The most widespread form of malaria is caused by Plasmodium vivax. To replicate, this parasite must invade immature red blood cells through a process requiring interaction of the P. vivax Duffy binding protein (PvDBP) with its human receptor, the Duffy antigen receptor for chemokines. Naturally acquired antibodies that inhibit this interaction associate with clinical immunity, suggesting PvDBP as a leading candidate for inclusion in a vaccine to prevent malaria due to P. vivax.
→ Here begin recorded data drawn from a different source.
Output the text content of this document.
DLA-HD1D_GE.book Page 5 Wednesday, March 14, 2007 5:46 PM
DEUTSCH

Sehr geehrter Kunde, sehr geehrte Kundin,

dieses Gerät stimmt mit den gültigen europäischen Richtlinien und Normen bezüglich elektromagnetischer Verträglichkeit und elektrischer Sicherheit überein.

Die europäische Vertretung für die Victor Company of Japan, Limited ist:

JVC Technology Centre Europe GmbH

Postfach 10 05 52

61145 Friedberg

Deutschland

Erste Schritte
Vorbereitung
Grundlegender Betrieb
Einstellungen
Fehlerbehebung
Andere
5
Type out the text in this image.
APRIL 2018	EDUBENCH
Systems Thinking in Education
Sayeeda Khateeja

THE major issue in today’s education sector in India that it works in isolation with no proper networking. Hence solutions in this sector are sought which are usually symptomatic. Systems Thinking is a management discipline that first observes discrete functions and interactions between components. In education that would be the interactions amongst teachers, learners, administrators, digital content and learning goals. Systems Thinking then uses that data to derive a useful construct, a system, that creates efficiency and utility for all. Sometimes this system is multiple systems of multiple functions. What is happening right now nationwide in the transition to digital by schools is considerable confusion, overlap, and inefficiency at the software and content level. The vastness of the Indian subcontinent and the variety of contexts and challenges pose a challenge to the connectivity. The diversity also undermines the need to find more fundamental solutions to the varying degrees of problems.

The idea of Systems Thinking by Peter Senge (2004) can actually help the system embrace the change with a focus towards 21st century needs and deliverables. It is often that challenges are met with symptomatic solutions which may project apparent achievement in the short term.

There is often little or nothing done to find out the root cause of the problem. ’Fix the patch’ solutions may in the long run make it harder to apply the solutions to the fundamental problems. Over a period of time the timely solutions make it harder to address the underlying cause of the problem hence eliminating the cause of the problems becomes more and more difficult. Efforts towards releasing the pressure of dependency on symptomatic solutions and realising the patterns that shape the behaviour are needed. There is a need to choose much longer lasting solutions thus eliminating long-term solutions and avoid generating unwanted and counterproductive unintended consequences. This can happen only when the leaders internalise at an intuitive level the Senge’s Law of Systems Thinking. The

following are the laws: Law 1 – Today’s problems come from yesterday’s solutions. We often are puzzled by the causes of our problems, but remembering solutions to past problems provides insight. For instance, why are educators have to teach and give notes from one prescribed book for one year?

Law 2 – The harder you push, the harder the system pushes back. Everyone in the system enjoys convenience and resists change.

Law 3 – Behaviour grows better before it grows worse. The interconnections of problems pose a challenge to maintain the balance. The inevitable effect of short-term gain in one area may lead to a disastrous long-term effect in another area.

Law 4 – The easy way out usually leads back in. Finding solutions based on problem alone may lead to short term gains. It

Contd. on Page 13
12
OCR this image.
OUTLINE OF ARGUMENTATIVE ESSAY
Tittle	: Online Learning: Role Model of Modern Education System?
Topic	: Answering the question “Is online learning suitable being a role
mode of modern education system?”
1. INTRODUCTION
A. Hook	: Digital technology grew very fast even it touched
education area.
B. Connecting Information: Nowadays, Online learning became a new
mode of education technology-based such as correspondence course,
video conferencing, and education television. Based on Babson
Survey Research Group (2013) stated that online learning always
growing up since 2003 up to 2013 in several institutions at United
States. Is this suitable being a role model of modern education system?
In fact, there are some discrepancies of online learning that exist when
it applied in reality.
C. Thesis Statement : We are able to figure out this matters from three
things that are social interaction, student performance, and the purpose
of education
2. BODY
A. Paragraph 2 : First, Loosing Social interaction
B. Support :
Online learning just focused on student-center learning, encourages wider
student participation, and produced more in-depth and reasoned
Here, we isolated a panel of monoclonal antibodies from human volunteers immunized in a clinical vaccine trial of PvDBP. We screened their ability to prevent PvDBP from binding to the Duffy antigen receptor for chemokines, and their capacity to block red blood cell invasion by a transgenic Plasmodium knowlesi parasite genetically modified to express PvDBP and to prevent reticulocyte invasion by multiple clinical isolates of P. vivax. This identified a broadly neutralizing human monoclonal antibody that inhibited invasion of all tested strains of P. vivax. Finally, we determined the structure of a complex of this antibody bound to PvDBP, indicating the molecular basis for inhibition. These findings will guide future vaccine design strategies and open up possibilities for testing the prophylactic use of such an antibody.